Penyebab Pusing pada Ibu Hamil
Pusing selama kehamilan dapat terjadi karena beberapa faktor. Berikut beberapa kemungkinan penyebab utama:
1. Perubahan Hormonal
Selama kehamilan, tubuh mengalami perubahan hormon yang signifikan, terutama peningkatan hormon progesteron. Hormon ini menyebabkan pembuluh darah melebar sehingga tekanan darah bisa turun. Tekanan darah yang rendah pengaspalanjalan.id ini dapat memicu pusing atau bahkan pingsan.
2. Tekanan Darah Rendah (Hipotensi)
Hipotensi atau tekanan darah rendah adalah kondisi yang cukup umum terjadi pada ibu hamil. Penurunan tekanan darah menyebabkan aliran darah ke otak menjadi kurang optimal, sehingga timbul rasa pusing. Hal ini biasanya lebih sering terjadi saat ibu hamil berdiri terlalu cepat dari posisi duduk atau tidur.
3. Anemia
Banyak ibu hamil mengalami anemia akibat kekurangan zat besi. Anemia menyebabkan jumlah sel darah merah berkurang sehingga suplai oksigen ke otak juga berkurang. Akibatnya, ibu hamil mudah merasa lelah dan pusing.
4. Dehidrasi dan Kurang Asupan Nutrisi
Ibu hamil yang kurang minum atau kurang makan dengan nutrisi seimbang bisa mengalami dehidrasi dan penurunan kadar gula darah. Kondisi ini dapat menyebabkan pusing dan berisiko membuat ibu kehilangan keseimbangan.
5. Tekanan Rahim pada Pembuluh Darah
Seiring bertambahnya usia kehamilan, rahim yang membesar dapat menekan pembuluh darah utama, terutama vena cava inferior.
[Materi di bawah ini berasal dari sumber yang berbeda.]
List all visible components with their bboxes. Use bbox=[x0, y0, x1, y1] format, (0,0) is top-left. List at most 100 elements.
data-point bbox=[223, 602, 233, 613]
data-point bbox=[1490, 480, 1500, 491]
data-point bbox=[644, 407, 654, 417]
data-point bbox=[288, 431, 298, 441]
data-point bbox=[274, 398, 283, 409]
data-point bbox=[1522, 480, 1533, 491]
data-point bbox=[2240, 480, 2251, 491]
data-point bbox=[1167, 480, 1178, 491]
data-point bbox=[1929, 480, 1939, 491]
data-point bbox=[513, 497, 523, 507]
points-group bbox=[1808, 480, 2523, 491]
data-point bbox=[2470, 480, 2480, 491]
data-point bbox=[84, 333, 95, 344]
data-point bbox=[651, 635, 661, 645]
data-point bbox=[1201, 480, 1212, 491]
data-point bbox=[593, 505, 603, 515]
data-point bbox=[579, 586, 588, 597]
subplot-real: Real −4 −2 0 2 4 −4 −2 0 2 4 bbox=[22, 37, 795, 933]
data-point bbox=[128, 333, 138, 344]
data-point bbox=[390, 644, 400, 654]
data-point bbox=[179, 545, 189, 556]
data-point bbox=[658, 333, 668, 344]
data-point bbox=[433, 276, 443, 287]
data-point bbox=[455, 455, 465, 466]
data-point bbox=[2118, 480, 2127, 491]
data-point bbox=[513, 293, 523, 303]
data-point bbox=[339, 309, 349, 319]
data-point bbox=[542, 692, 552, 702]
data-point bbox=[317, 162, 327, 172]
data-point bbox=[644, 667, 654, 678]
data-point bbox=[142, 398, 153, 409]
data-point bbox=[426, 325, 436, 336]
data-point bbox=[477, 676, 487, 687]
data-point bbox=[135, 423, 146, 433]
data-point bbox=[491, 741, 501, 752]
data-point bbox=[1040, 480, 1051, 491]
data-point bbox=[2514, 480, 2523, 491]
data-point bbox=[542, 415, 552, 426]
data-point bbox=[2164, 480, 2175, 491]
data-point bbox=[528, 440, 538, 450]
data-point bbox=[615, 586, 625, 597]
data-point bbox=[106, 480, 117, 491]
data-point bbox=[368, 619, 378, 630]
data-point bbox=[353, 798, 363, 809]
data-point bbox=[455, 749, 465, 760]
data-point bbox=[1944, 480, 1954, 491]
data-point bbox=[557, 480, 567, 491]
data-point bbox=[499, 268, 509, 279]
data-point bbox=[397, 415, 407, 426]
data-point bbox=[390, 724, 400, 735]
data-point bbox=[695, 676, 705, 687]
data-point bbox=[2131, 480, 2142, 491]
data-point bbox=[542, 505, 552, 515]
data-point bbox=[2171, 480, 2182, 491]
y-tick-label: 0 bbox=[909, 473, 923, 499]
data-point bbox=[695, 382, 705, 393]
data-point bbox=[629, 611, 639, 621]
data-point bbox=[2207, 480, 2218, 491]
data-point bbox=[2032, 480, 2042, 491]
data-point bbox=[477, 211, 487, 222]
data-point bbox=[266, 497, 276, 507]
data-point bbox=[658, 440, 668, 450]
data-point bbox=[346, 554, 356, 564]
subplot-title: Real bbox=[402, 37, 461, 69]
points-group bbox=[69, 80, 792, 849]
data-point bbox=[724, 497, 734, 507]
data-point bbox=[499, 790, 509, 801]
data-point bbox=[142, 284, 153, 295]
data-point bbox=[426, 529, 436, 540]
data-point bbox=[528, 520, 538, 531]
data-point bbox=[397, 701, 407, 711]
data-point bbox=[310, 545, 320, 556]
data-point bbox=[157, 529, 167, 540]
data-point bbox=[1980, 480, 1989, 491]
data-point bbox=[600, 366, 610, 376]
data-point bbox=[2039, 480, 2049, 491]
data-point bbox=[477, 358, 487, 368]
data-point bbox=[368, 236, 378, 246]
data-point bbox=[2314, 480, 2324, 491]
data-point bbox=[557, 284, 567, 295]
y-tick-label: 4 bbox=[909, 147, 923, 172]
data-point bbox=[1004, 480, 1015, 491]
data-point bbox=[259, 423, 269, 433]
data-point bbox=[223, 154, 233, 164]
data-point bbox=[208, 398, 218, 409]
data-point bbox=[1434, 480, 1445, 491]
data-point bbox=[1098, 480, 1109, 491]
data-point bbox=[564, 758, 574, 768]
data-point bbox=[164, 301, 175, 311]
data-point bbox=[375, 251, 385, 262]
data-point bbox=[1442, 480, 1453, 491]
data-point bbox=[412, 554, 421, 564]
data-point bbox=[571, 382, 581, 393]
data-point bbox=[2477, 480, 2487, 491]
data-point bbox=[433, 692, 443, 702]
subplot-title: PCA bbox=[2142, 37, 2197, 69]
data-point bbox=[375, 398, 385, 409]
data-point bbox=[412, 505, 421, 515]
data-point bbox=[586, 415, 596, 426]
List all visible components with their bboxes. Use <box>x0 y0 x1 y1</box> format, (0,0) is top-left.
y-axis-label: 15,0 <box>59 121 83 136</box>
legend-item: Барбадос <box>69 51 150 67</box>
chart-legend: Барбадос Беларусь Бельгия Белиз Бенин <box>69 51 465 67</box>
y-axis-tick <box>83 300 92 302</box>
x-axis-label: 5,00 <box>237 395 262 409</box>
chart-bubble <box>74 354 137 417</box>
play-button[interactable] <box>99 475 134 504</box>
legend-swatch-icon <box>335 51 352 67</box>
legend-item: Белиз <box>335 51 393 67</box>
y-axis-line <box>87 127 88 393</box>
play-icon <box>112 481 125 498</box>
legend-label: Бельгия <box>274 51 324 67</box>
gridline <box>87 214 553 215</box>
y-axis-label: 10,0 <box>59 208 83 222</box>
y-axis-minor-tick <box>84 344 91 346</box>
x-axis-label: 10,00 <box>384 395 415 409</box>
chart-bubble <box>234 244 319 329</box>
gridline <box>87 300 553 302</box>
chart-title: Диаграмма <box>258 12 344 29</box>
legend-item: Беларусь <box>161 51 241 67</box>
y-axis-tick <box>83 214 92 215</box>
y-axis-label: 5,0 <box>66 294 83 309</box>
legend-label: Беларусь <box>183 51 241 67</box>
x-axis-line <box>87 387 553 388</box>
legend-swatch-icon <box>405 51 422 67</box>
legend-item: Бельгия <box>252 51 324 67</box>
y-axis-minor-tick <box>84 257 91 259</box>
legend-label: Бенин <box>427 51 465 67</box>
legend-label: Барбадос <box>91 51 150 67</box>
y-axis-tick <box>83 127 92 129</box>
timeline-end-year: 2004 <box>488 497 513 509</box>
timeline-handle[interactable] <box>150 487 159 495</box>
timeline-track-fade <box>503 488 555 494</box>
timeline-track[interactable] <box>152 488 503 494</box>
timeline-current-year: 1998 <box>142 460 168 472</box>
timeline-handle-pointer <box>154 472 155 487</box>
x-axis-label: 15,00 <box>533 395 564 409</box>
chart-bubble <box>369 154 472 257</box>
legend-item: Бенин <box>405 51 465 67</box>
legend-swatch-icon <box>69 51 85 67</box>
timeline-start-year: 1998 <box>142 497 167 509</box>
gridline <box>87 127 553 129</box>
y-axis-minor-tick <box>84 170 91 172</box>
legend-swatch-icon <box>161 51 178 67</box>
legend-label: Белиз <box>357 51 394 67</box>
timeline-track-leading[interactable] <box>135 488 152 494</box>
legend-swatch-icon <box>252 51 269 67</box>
Tekanan ini dapat menghambat aliran darah kembali ke jantung sehingga menyebabkan pusing saat ibu hamil berbaring terlentang.
Risiko Jatuh bagi Ibu Hamil
Jatuh saat hamil sangat berisiko karena dapat menyebabkan cedera pada ibu maupun janin. Risiko yang mungkin terjadi meliputi trauma pada perut, plasenta previa, hingga komplikasi kelahiran prematur. Oleh karena itu, sangat penting bagi ibu hamil untuk mengenali gejala pusing dan mengambil langkah pencegahan.
Cara Mengatasi dan Mencegah Pusing saat Hamil
- Bergerak perlahan: Hindari berdiri atau bangun secara tiba-tiba.
- Konsumsi makanan bergizi: Pastikan asupan zat besi dan nutrisi lainnya terpenuhi.
- Minum cukup air: Cegah dehidrasi dengan minum minimal 8 gelas sehari.
- Hindari berbaring terlentang terlalu lama: Gunakan bantal untuk menopang tubuh agar tidak langsung menekan pembuluh darah.
- Istirahat cukup: Jangan memaksakan aktivitas berlebihan.
Kapan Harus ke Dokter?
Jika pusing disertai dengan gejala lain seperti penglihatan kabur, sakit kepala hebat, sesak napas, atau pingsan, segera konsultasikan ke dokter. Pemeriksaan lebih lanjut penting untuk memastikan kondisi ibu dan janin tetap aman.